If I print the length of the default Unity sphere mesh, I get 515 vertices. If I run vertices.Distinct().ToArray(), I get 386 vertices.
From Anatomy of a Mesh:
By calling Mesh.RecalculateNormals, you can get Unity to work out the normals’ directions for you by making some assumptions about the “meaning” of the mesh geometry; it assumes that vertices shared between triangles indicate a smooth surface while doubled-up vertices indicate a crisp edge.
So, if duplicate vertices indicate a crisp edge to the Unity renderer, and a sphere is supposed to be a perfectly smooth object, then why does the default Unity sphere mesh have any duplicate vertices at all? Wouldn't duplicate vertices only hurt the renderer's ability to draw a perfectly smooth sphere?
Answer by Bunny83 · Aug 08, 2019 at 12:02 AM
The answer is simple: UV mapping. The vertex normals are not the only reason why you need to split vertices. Any time two or more faces which meet at a vertex need different vertex attributes at this point it need to be split. That's why most of the vertices of a sphere are actually fully shared. However UV seams will force some duplicates.
In the past Unity had a sphere mesh which is often called a UV sphere. This mesh only had one UV seam and that was one seam from tne north pole to the south pole. Note that the north and south pole were duplicated several times (once for each longitude). At this projection the top edge of the texture would collapse into a single point (the north pole) and the bottom edge of the texture forms the south pole.

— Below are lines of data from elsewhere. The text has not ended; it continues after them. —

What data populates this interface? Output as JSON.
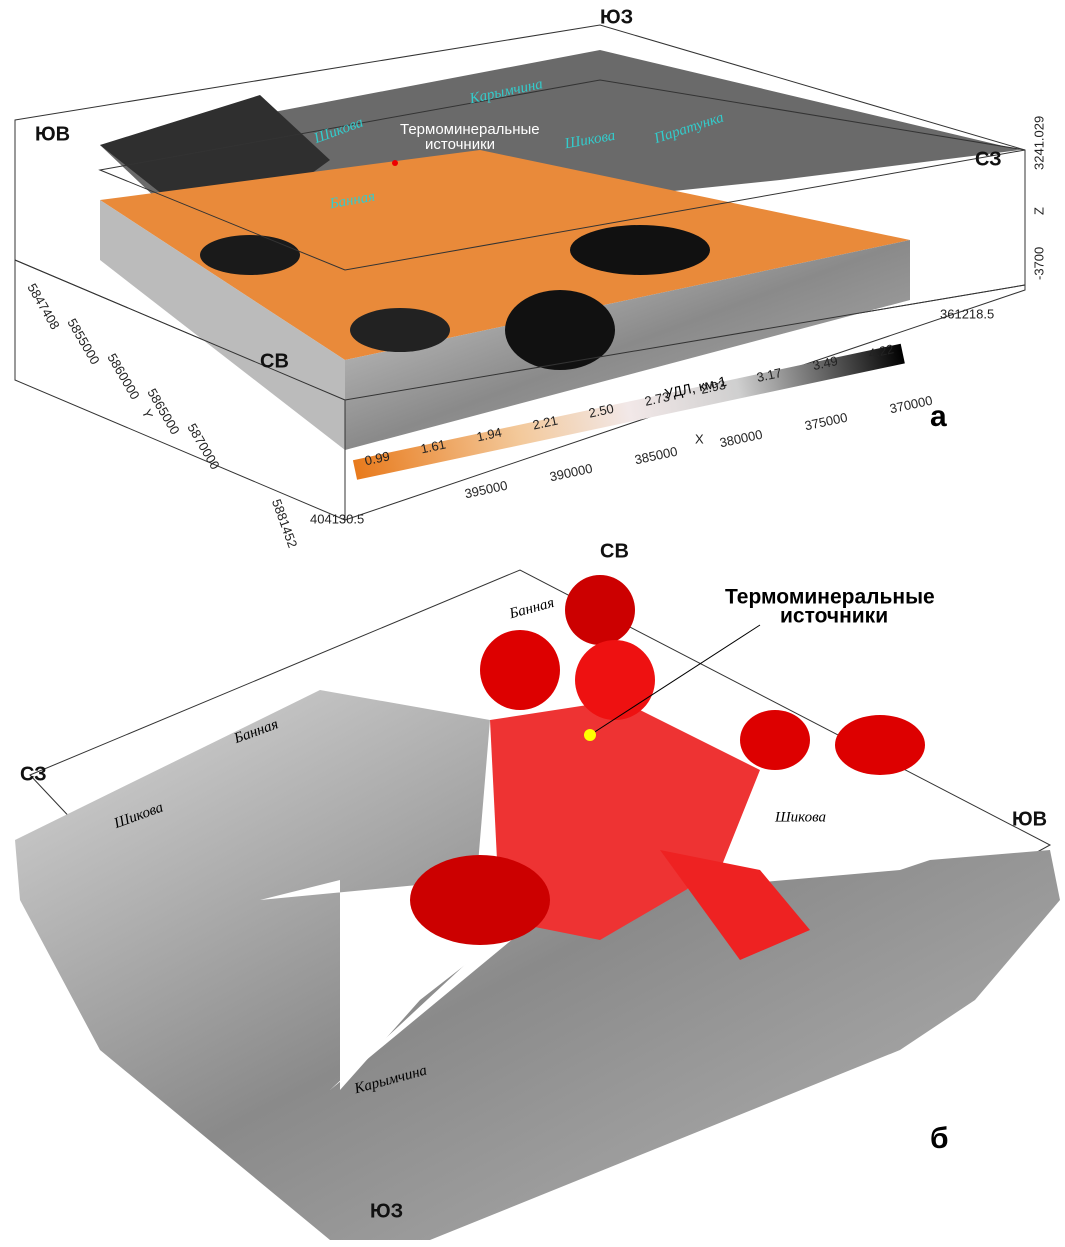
{
  "panel_a": {
    "directions": [
      "ЮЗ",
      "ЮВ",
      "СЗ",
      "СВ"
    ],
    "rivers": [
      "Карымчина",
      "Шикова",
      "Шикова",
      "Паратунка",
      "Банная"
    ],
    "springs_label": [
      "Термоминеральные",
      "источники"
    ],
    "colorbar": {
      "title": "УДЛ, км-1",
      "labels": [
        "0.99",
        "1.61",
        "1.94",
        "2.21",
        "2.50",
        "2.73",
        "2.93",
        "3.17",
        "3.49",
        "4.22"
      ]
    },
    "x_axis": {
      "label": "X",
      "ticks": [
        "395000",
        "390000",
        "385000",
        "380000",
        "375000",
        "370000"
      ],
      "min": "404130.5",
      "max": "361218.5"
    },
    "y_axis": {
      "label": "Y",
      "ticks": [
        "5847408",
        "5855000",
        "5860000",
        "5865000",
        "5870000"
      ],
      "max": "5881452"
    },
    "z_axis": {
      "label": "Z",
      "top": "3241.029",
      "bottom": "-3700"
    },
    "panel_label": "а"
  },
  "panel_b": {
    "directions": [
      "СВ",
      "СЗ",
      "ЮВ",
      "ЮЗ"
    ],
    "rivers": [
      "Банная",
      "Банная",
      "Шикова",
      "Шикова",
      "Карымчина"
    ],
    "springs_label": [
      "Термоминеральные",
      "источники"
    ],
    "panel_label": "б"
  }
}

Since this projection generally causes a lot of distortion at the poles Unity switched to to a cube sphere. That's essentially 6 subdivided planes of a cube which have been "spherified". The advantage is that you don't get that extreme distortions at the poles. Only minor distortions at the "cube corners". Unity also defines two different unwraps (UV channel 0 and 1) which are unwrapped differently. This probably helps with lightmap projections onto the sphere.
Note that in order to draw a perfectly smooth sphere all you need are equal normals at the duplicated vertices. RecalculateNormals will most likely produce artifacts on Unity's default sphere. The normals are already setup correctly. The normals for a perfect sphere are actually quite easy to calculate. If the mesh origin is the center of the sphere (which is almost always the case) then the local vertex position is the same as the normal vector at this point. You just need to normalize that vector. Of course if you apply some kind of deformations to the sphere so it's not really a sphere anymore, this is not true anymore.